Por que os ataques com ácido estão aumentando no Reino Unido?

Resham Khan sofreu queimaduras no rosto, braços, pernas e ombros/ Foto: Divulgação

Jon Moody assistia à TV em casa quando escutou gritos que vinham da rua. Em um primeiro momento, pensou se tratar de meninos jogando futebol, mas decidiu correr à janela quando percebeu que os berros não cessavam.


“Vi um homem gritando de dor. Havia dois policiais com ele. Em seguida, pegaram dois grandes baldes de água e jogaram no rosto dele”, conta Moody à BBC.

O homem havia sido vítima de um ataque com ácido.

Mas esse não foi o único caso naquele dia. Em um intervalo de 90 minutos, um total de cinco pessoas sofreram a mesma agressão em três bairros diferentes de Londres.

E não se trata de incidentes isolados.

Resham Khan sofreu queimaduras no rosto, braços, pernas e ombros/ Foto: Divulgação

No mês passado, Resham Khan e Jameel Muhktar sofreram ferimentos graves depois que foram atacados dentro do carro com um líquido corrosivo.

Já em abril, 20 pessoas foram atacadas – duas ficaram cegas – por causa de um ataque com ácido em uma casa noturna no leste da capital britânica.

Crimes desse tipo mais do que duplicaram na Inglaterra desde 2012, de acordo com estatísticas da polícia. No biênio 2012-2013, foram registrados 183 ataques com ácido. Já entre 2016 e 2017, foram 503.

E a maioria deles ocorreu em Londres.

Rachel Kearton, chefe do departamento da polícia britânica responsável por ataques corrosivos, afirmou que agressões como essas registraram um aumento significativo em termos porcentuais nos últimos anos, mas que, em comparação com os crimes cometidos com facas, o número de incidentes ainda é “insignificante”.

Dor intensa

Imran Khan sofreu ferimentos no rosto/Foto: Divulgação

Imran Khan é proprietário de um restaurante. Em novembro do ano passado, ele foi atacado quando estava fazendo uma entrega em Barking, no leste de Londres.

Abordado por um grupo de jovens que queriam dinheiro e comida, ele foi alvo de vários insultos racistas. Quando voltava para o seu carro, acabou sendo atacado com um líquido corrosivo no rosto.
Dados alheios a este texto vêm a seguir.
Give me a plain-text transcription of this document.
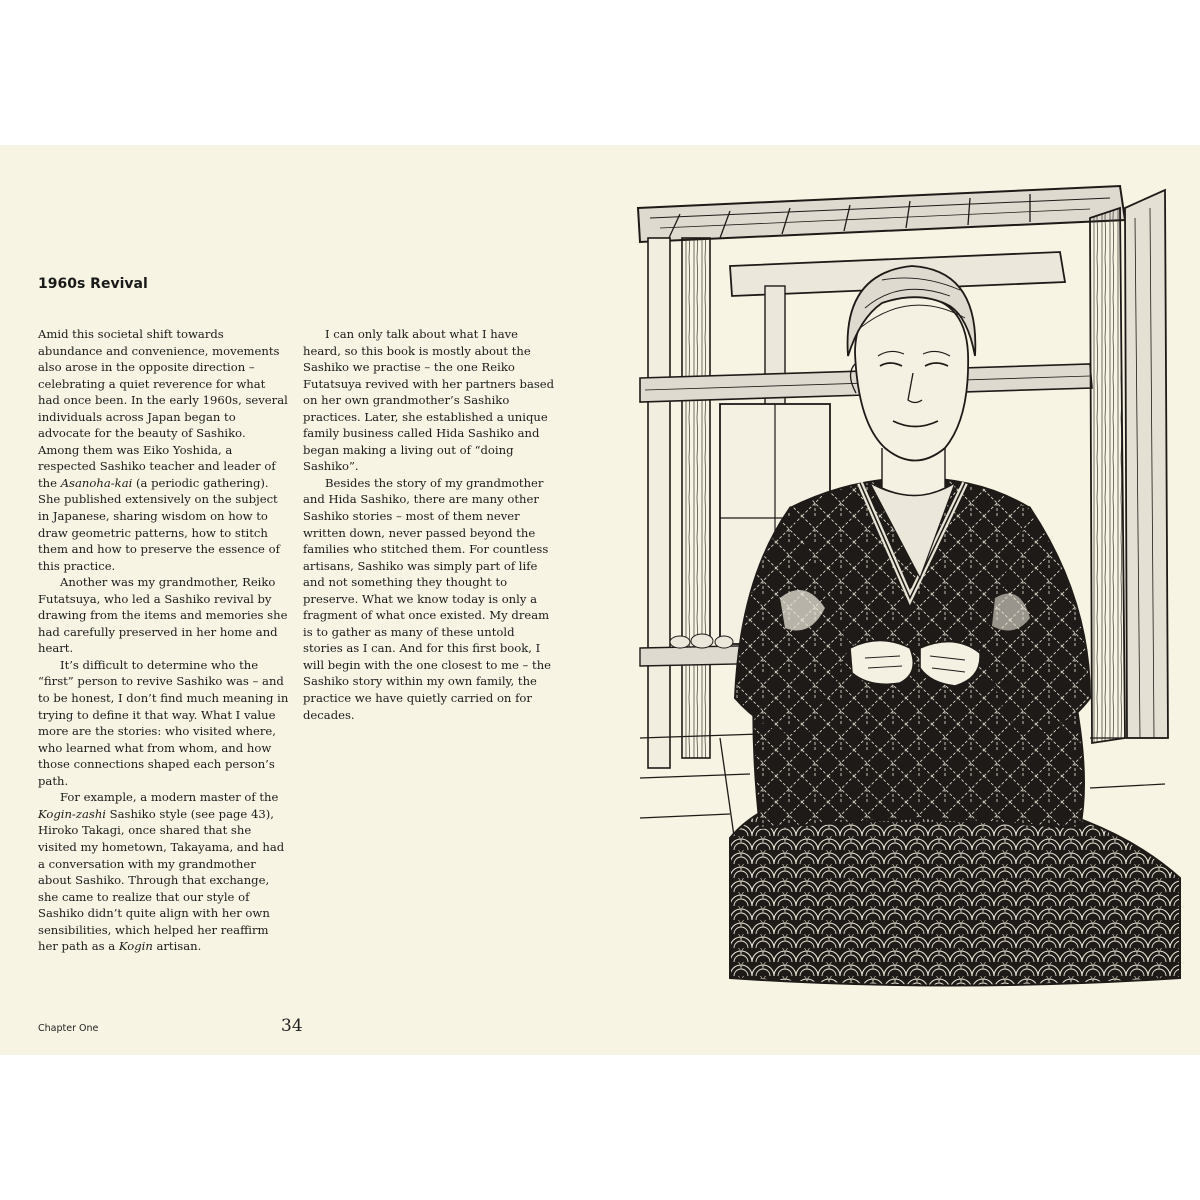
1960s Revival

Amid this societal shift towards abundance and convenience, movements also arose in the opposite direction – celebrating a quiet reverence for what had once been. In the early 1960s, several individuals across Japan began to advocate for the beauty of Sashiko. Among them was Eiko Yoshida, a respected Sashiko teacher and leader of the Asanoha-kai (a periodic gathering). She published extensively on the subject in Japanese, sharing wisdom on how to draw geometric patterns, how to stitch them and how to preserve the essence of this practice.

Another was my grandmother, Reiko Futatsuya, who led a Sashiko revival by drawing from the items and memories she had carefully preserved in her home and heart.

It’s difficult to determine who the “first” person to revive Sashiko was – and to be honest, I don’t find much meaning in trying to define it that way. What I value more are the stories: who visited where, who learned what from whom, and how those connections shaped each person’s path.

For example, a modern master of the Kogin-zashi Sashiko style (see page 43), Hiroko Takagi, once shared that she visited my hometown, Takayama, and had a conversation with my grandmother about Sashiko. Through that exchange, she came to realize that our style of Sashiko didn’t quite align with her own sensibilities, which helped her reaffirm her path as a Kogin artisan.

I can only talk about what I have heard, so this book is mostly about the Sashiko we practise – the one Reiko Futatsuya revived with her partners based on her own grandmother’s Sashiko practices. Later, she established a unique family business called Hida Sashiko and began making a living out of “doing Sashiko”.

Besides the story of my grandmother and Hida Sashiko, there are many other Sashiko stories – most of them never written down, never passed beyond the families who stitched them. For countless artisans, Sashiko was simply part of life and not something they thought to preserve. What we know today is only a fragment of what once existed. My dream is to gather as many of these untold stories as I can. And for this first book, I will begin with the one closest to me – the Sashiko story within my own family, the practice we have quietly carried on for decades.

Chapter One	34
Ele se lembra da dor “que se apoderou de todo o seu corpo” e diz que ficou com medo de ficar completamente cego.
Khan só não teve ferimentos mais graves por causa da reação rápida de um comerciante do local, que lavou seu rosto com água.

Desde então, ele conta que permanece com uma constante sensação de insegurança quando está em lugares públicos, especialmente depois do anoitecer.

Estatísticas da polícia de Londres obtidas com exclusividade pela BBC indicam que os homens têm o dobro de chances do que as mulheres de serem vítimas de ataques com ácido.

A maioria desses crimes nunca é julgada.

Isobella Fraser estava em discoteca quando foi uma das 20 pessoas alvo de ataque com ácido

Primeira alternativa
Simon Harding, criminologista e especialista em gangues da Universidade de Middlesex, na Inglaterra, diz que o ácido está, cada vez mais, se tornando a primeira alternativa como “arma”.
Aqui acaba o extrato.